4) Finally, math is not divided into two steps, one when you receive a lecture with definitions and proofs from the teacher like a sacred text, and a step where you do homeworks and try to copy the master. To be critical on your own work, you have to be critical on others'work. Efforce yourself to be question the professor's proofs: why did he introduce this? Can we shorten the proof like that? He used a non-intuitive trick in the proof; can we do it without the trick?
Solution 3:
In many proofs, the hard thing is to find the way which path to follow; once that is done they are easy.
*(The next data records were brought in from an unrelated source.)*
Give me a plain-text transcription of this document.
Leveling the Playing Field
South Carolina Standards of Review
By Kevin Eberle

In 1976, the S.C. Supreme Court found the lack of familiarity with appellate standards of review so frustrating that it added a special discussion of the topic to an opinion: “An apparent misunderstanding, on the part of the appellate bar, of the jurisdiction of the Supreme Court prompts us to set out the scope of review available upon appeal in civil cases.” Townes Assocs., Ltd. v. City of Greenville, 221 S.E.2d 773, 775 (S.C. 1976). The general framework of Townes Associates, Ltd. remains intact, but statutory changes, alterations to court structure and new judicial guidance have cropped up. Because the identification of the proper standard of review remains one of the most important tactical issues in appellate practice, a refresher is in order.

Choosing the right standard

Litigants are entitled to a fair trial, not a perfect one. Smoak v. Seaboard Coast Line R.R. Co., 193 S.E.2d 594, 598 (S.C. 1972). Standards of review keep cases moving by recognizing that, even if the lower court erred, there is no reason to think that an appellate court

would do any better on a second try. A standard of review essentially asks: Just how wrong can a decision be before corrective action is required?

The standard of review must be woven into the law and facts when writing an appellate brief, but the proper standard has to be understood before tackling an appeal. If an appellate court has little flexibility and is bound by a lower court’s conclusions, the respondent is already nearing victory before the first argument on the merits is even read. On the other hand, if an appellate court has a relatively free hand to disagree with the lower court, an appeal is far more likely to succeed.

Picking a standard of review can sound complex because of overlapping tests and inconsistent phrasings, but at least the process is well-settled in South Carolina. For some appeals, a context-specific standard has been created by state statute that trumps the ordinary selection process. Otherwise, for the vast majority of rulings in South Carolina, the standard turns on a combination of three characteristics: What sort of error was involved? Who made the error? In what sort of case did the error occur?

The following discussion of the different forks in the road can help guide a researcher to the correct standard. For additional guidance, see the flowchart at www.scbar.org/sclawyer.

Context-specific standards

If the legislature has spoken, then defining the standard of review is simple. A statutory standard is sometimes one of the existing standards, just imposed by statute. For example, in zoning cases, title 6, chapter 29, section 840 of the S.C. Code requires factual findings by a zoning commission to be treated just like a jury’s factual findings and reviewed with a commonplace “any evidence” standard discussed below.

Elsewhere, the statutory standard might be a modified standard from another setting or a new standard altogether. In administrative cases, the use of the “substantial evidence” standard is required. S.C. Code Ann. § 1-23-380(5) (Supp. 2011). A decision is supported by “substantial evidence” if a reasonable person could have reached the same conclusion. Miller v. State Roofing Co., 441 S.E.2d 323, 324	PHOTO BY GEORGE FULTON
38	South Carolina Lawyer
Faced with a problem, most of the time my result is: "I have no clue how to solve this", "I have a start but I'm stuck at some point", or "I have a proof which is correct unless I made a stupid mistake".
If you have no confidence that your proof is correct apart from possible mistakes, then you likely don't have a proof. If you say "A => B because I say so" in your proof, especially if you say "A => B must be true because otherwise my proof doesn't work", then most likely you don't have a proof. If that isn't the case, then most likely it's just a matter of checking your proof for mistakes.
Anyway, there are many exercises, too many to do them all. To learn, it isn't necessary to do all the proofs to the last excruciating detail; it's enough to get to the point where you can say "if I spent another hour or two then my proof would be faultless". Training your brain to get the right ideas so you can find proofs is the important thing. For new results, you want faultless proofs (and to avoid failing a test :-) For exercises, someone has written a faultless proof at some time.